Scène première.
FIGARO, SUZANNE.
FIGARO. - Dix-neuf pieds sur vingt-six.
SUZANNE. - Tiens, Figaro, voilà mon petit chapeau : le trouves-tu mieux ainsi ?
FIGARO, lui prend les mains. - Sans comparaison, ma charmante. Oh ! Que ce joli bouquet virginal, élevé sur la tête d'une belle fille, est doux, le matin des noces, à l'œil amoureux d'un époux !...
SUZANNE, se retire. - Que mesures-tu donc là, mon fils ?
FIGARO. - Je regarde, ma petite Suzanne, si ce beau lit que Monseigneur nous donne aura bonne grâce ici.
SUZANNE. - Dans cette chambre?
FIGARO. - Il nous la cède.
SUZANNE. - Et moi, je n'en veux point.
FIGARO. - Pourquoi ?
SUZANNE. - Je n'en veux point.
FIGARO. - Mais encore ?
SUZANNE. - Elle me déplaît.
FIGARO. - On dit une raison.
SUZANNE. - Si je n'en veux pas dire ?
FIGARO. - Oh ! Quand elles sont sûres de nous !
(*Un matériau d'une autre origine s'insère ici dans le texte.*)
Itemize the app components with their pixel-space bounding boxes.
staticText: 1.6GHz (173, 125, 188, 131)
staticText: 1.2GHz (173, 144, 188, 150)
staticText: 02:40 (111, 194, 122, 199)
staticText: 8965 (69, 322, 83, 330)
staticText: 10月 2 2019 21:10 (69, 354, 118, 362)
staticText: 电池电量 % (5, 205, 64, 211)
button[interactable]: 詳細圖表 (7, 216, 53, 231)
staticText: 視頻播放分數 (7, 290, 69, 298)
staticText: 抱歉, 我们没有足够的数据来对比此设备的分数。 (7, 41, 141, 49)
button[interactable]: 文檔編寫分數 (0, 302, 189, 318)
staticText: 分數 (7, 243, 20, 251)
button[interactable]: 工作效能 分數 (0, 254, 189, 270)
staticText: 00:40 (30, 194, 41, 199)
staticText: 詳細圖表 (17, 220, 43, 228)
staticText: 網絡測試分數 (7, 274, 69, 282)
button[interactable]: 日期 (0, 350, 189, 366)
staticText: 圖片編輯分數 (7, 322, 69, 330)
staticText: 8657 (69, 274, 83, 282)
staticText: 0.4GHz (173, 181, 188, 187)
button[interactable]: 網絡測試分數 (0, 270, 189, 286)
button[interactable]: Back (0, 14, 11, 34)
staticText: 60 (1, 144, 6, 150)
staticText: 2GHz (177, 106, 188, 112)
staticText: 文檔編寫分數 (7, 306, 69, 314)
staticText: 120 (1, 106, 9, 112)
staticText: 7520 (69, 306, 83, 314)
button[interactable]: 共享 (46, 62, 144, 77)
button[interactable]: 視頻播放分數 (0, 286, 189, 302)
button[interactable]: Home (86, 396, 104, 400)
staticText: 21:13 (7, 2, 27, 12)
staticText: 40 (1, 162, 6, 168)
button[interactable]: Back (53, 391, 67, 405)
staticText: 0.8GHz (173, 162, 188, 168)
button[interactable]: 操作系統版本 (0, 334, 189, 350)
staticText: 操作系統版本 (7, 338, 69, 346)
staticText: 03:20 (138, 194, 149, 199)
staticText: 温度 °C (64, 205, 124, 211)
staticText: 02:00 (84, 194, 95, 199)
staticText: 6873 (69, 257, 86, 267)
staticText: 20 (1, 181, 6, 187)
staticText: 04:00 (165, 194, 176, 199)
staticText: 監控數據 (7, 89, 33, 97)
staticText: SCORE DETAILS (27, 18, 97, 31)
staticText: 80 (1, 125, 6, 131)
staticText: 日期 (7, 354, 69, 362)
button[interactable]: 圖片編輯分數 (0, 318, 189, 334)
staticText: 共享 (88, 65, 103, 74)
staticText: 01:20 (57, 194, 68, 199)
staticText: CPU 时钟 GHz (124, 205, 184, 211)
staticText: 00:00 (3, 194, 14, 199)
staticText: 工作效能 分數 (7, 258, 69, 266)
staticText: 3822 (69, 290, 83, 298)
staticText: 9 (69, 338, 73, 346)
SUZANNE. - Prouver que j'ai raison serait accorder que je puis avoir tort. Es-tu mon serviteur, ou non ?
FIGARO. - Tu prends de l'humeur contre la chambre du château la plus commode, et qui tient le milieu des deux appartements. La nuit, si Madame est incommodée, elle sonnera de son côté ; zeste, en deux pas tu es chez elle. Monseigneur veut-il quelque chose : il n'a qu'à tinter du sien ; crac, en trois sauts me voilà rendu.
SUZANNE. - Fort bien ! Mais quand il aura tinté le matin, pour te donner quelque bonne et longue commission, zeste, en deux pas, il est à ma porte, et crac, en trois sauts...
FIGARO. - Qu'entendez-vous par ces paroles ?
SUZANNE. -11 faudrait, m'écouter tranquillement.
FIGARO. - Eh, qu'est-ce qu'il y a ? Bon Dieu !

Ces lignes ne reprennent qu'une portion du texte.